Homework 2: Visualization Scott Alberts (modified Scott Thatcher) September 5, 2018

Introduction Read Chapter 3 (http://r4ds.had.co.nz/data-visualisation.html) of our text and complete Lab 2 on visualization before you start this assignment. You should use RStudio with ggplots for this assignment about Tasmanian Abalone (abalone are yummy marine snails).

The data set abalone_clean.csv contains measurements of 10 variables (1 categorical, 1 integer and 8 numeric) on n = 4177 snails. Someone in Tasmania collected these 4,000 delicious measurements:

Categorical: sex (M, F, I), (I=Indeterminate sex. I have no idea how you tell the sex of an abalone, and often, neither could the abalone scientist.) Integer: rings (in general, an abalone gets a new ring each year, sort of like a tree) Numeric: length , diameter , height , whole.weight , shucked.weight , viscera.weight , shell.weight .

Units for numerical variables are mm and g, as appropriate.

You can find the cleaned data set along with this homework set on Blackboard.
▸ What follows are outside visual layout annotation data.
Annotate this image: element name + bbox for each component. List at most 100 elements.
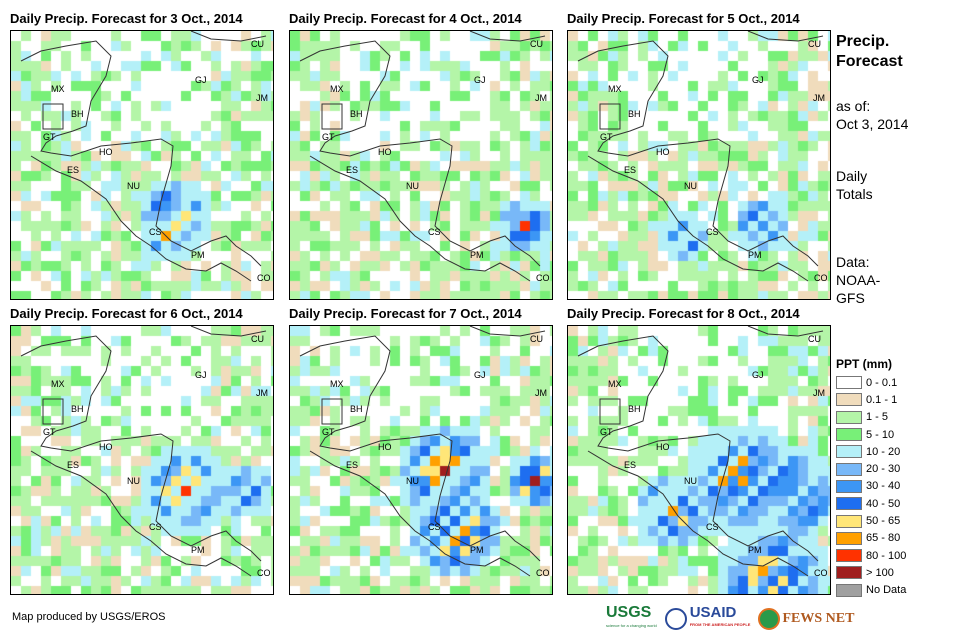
country-label: GJ	[195, 75, 207, 85]
map-credit: Map produced by USGS/EROS	[12, 611, 166, 623]
country-label: HO	[656, 147, 670, 157]
panel-title: Daily Precip. Forecast for 4 Oct., 2014	[289, 11, 522, 26]
country-label: CU	[530, 39, 543, 49]
country-label: CU	[808, 39, 821, 49]
precip-grid	[290, 326, 552, 594]
legend-swatch	[836, 376, 862, 390]
source-line-2: GFS	[836, 290, 865, 306]
coastline-borders	[577, 326, 824, 577]
country-label: MX	[608, 84, 622, 94]
country-label: ES	[67, 460, 80, 470]
country-label: BH	[71, 109, 84, 119]
country-label: BH	[628, 404, 641, 414]
country-label: CU	[530, 334, 543, 344]
legend-item: 20 - 30	[836, 460, 906, 477]
forecast-map-panel: MX BH GT HO ES NU CS PM GJ CU JM CO	[567, 30, 831, 300]
country-label: HO	[378, 442, 392, 452]
precip-grid	[290, 31, 552, 299]
country-label: GT	[600, 132, 613, 142]
coastline-borders	[299, 31, 546, 282]
country-label: ES	[624, 165, 637, 175]
forecast-map-panel: MX BH GT HO ES NU CS PM GJ CU JM CO	[289, 325, 553, 595]
legend-item: 0.1 - 1	[836, 391, 906, 408]
panel-title: Daily Precip. Forecast for 8 Oct., 2014	[567, 306, 800, 321]
panel-title: Daily Precip. Forecast for 6 Oct., 2014	[10, 306, 243, 321]
country-label: GJ	[474, 75, 486, 85]
country-label: MX	[608, 379, 622, 389]
legend-item: No Data	[836, 582, 906, 599]
legend-label: 40 - 50	[866, 497, 901, 510]
legend-label: > 100	[866, 566, 894, 579]
legend-item: 1 - 5	[836, 409, 906, 426]
country-label: CO	[536, 273, 550, 283]
legend-item: 80 - 100	[836, 547, 906, 564]
precip-grid	[568, 31, 830, 299]
daily-label: Daily	[836, 168, 868, 184]
daily-totals-note: Daily Totals	[836, 167, 873, 203]
precip-grid	[568, 326, 830, 594]
forecast-map-panel: MX BH GT HO ES NU CS PM GJ CU JM CO	[10, 325, 274, 595]
country-label: GT	[43, 132, 56, 142]
legend-swatch	[836, 462, 862, 476]
totals-label: Totals	[836, 186, 873, 202]
country-label: NU	[406, 476, 419, 486]
country-label: HO	[378, 147, 392, 157]
legend-label: 5 - 10	[866, 428, 895, 441]
country-label: GJ	[752, 370, 764, 380]
country-label: JM	[256, 93, 268, 103]
legend-label: 0 - 0.1	[866, 376, 898, 389]
country-label: MX	[330, 379, 344, 389]
country-label: ES	[67, 165, 80, 175]
country-label: JM	[535, 93, 547, 103]
legend-swatch	[836, 497, 862, 511]
legend-label: 1 - 5	[866, 411, 889, 424]
country-label: JM	[535, 388, 547, 398]
data-label: Data:	[836, 254, 870, 270]
country-label: NU	[127, 476, 140, 486]
legend-item: 10 - 20	[836, 443, 906, 460]
coastline-borders	[577, 31, 824, 282]
country-label: CO	[257, 273, 271, 283]
legend: PPT (mm) 0 - 0.1 0.1 - 1 1 - 5 5 - 10 10 - 2…	[836, 357, 906, 599]
country-label: HO	[99, 147, 113, 157]
coastline-borders	[20, 326, 267, 577]
legend-item: 65 - 80	[836, 530, 906, 547]
forecast-map-panel: MX BH GT HO ES NU CS PM GJ CU JM CO	[10, 30, 274, 300]
country-label: PM	[191, 250, 205, 260]
country-label: PM	[748, 545, 762, 555]
country-label: JM	[256, 388, 268, 398]
fewsnet-logo: FEWS NET	[758, 608, 854, 630]
country-label: JM	[813, 93, 825, 103]
legend-swatch	[836, 445, 862, 459]
country-label: CU	[808, 334, 821, 344]
coastline-borders	[20, 31, 267, 282]
country-label: PM	[470, 545, 484, 555]
legend-swatch	[836, 566, 862, 580]
legend-swatch	[836, 479, 862, 493]
legend-item: 0 - 0.1	[836, 374, 906, 391]
source-line-1: NOAA-	[836, 272, 881, 288]
legend-label: 65 - 80	[866, 532, 901, 545]
country-label: CS	[149, 522, 162, 532]
country-label: CU	[251, 39, 264, 49]
country-label: ES	[346, 165, 359, 175]
precip-grid	[11, 326, 273, 594]
country-label: GT	[600, 427, 613, 437]
country-label: NU	[127, 181, 140, 191]
usgs-logo: USGS science for a changing world	[606, 604, 657, 629]
country-label: PM	[470, 250, 484, 260]
legend-label: No Data	[866, 584, 907, 597]
country-label: NU	[406, 181, 419, 191]
country-label: MX	[51, 379, 65, 389]
country-label: ES	[624, 460, 637, 470]
logos: USGS science for a changing world USAID FR…	[606, 604, 854, 632]
country-label: BH	[350, 404, 363, 414]
panel-title: Daily Precip. Forecast for 5 Oct., 2014	[567, 11, 800, 26]
country-label: MX	[51, 84, 65, 94]
country-label: BH	[350, 109, 363, 119]
legend-swatch	[836, 583, 862, 597]
country-label: ES	[346, 460, 359, 470]
legend-item: 40 - 50	[836, 495, 906, 512]
precip-grid	[11, 31, 273, 299]
panel-title: Daily Precip. Forecast for 7 Oct., 2014	[289, 306, 522, 321]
The original is available from the UCI Machine Learning Repository (https://archive.ics.uci.edu/ml/datasets/Abalone), but you shouldn’t have to use it.

Assignment Explore these questions using R. Do NOT do any “real” statistics, like t-tests or ANOVA. Do make relevant and awesome charts, tables, and graphs. You should use R markdown to create a homework submission that shows your code and comments for each part below.
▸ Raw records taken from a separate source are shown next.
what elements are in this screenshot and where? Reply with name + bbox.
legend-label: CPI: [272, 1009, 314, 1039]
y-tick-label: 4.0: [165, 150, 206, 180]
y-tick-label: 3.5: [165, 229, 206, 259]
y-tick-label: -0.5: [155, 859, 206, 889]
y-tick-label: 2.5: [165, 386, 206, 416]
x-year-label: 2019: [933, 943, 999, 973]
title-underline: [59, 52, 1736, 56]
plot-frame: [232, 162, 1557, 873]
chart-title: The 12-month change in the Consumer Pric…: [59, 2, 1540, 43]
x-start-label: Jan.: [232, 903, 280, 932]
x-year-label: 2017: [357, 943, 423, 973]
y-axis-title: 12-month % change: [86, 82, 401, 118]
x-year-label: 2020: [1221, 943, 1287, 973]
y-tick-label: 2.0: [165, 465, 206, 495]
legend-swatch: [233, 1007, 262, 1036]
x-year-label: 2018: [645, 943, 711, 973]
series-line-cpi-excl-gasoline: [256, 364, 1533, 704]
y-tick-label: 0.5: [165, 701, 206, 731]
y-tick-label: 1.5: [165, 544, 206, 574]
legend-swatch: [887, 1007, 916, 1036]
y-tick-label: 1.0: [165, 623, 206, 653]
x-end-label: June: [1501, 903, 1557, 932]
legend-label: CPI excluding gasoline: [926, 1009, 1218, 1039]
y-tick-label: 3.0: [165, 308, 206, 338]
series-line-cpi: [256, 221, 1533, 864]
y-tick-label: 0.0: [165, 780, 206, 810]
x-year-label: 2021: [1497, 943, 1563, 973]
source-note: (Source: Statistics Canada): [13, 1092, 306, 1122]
Note that it’s easiest if your downloaded data file and your markdown file are in the same directory.

1. Get ready to go: Load packages and import data. a. Load the appropriate package: tidyverse b. Import your data using the read.csv command. (Note: “csv” stands for comma-separated-values, a common

generic format for data.) You can call your data frame abalone if you’d like. 2. Use View , summary and head to examine your dataset. See anything interesting?
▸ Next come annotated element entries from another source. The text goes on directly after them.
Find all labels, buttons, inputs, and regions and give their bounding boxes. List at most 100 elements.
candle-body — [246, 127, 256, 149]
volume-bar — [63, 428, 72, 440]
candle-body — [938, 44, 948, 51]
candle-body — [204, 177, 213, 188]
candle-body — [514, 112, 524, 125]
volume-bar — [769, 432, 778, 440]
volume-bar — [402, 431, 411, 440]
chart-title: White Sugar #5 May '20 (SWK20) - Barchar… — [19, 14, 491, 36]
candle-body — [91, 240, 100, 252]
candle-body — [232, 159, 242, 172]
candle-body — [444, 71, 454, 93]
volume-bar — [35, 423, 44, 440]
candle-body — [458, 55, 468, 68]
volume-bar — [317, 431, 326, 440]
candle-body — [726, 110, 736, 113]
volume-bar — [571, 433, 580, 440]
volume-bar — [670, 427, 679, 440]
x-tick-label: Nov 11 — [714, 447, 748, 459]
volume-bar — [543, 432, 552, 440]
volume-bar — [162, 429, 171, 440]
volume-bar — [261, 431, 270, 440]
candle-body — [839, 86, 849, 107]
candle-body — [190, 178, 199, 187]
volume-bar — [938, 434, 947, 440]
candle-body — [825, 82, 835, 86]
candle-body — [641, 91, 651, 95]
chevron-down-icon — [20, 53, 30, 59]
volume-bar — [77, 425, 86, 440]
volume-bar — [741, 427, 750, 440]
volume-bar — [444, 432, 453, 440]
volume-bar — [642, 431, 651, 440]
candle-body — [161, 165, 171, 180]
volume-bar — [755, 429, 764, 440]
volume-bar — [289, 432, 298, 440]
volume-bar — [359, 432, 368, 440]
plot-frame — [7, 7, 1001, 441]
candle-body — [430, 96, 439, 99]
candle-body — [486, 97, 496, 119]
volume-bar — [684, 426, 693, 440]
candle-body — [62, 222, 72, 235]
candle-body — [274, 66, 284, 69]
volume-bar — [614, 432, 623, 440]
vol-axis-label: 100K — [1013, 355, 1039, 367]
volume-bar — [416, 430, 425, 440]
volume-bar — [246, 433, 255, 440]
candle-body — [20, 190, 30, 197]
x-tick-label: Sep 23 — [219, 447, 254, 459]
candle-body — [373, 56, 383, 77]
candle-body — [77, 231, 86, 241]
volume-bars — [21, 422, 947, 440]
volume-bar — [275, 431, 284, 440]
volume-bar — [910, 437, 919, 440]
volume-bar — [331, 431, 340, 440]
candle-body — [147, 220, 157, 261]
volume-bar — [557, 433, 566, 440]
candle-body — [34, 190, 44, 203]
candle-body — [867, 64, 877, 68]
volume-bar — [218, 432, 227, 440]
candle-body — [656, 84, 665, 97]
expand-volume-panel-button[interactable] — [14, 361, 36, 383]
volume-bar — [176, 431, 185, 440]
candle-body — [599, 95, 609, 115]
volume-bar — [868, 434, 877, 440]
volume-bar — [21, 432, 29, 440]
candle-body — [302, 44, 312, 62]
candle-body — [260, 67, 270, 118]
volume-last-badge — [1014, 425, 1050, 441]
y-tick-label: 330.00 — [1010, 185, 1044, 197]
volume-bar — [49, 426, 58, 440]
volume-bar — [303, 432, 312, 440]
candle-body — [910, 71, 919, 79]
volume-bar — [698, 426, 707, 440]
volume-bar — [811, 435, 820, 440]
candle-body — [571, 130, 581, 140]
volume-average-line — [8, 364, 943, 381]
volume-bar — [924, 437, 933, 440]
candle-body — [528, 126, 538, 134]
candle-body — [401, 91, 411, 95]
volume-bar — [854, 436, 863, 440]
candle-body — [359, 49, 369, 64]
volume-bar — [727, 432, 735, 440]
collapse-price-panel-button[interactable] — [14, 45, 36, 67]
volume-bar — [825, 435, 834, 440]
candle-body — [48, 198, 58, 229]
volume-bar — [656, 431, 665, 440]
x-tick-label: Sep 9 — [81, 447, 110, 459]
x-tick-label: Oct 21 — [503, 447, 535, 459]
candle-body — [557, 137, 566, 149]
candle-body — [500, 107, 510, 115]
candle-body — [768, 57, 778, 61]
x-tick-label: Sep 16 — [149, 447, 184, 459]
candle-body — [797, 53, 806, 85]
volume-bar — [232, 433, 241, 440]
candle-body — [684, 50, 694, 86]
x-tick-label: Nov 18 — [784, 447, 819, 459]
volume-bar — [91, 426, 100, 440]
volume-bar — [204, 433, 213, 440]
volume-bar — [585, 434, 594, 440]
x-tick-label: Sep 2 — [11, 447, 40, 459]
3. Use geom_histogram to make a one-variable histogram of whole.weight . a. Make a simple histogram using x=whole.weight (there is no y). b. Make it prettier; Set binwidth=0.25 , color=”red” , fill=”tan” . Or use colors of your choice!

4. Make a boxplot now, with geom_boxplot a. Plot y=shucked.weight by x=sex , using fill=sex to make it pretty. b. Does is look like size differs much by sex? c. Based on your graph, what is one possible reason that researchers sometimes can’t determine sex?

5. Let’s make some scatterplots now, with geom_point or geom_jitter . a. Make a scatterplot with x=rings , y=shucked.weight and color = sex . b. What did you find? Are older abalone larger? Does sex matter? c. Add a trendline with geom_smooth(method=”lm”) . d. What does the trendline show? Does the trendline help you understand the data?

6. Write a full paragraph to explain what you’ve learned.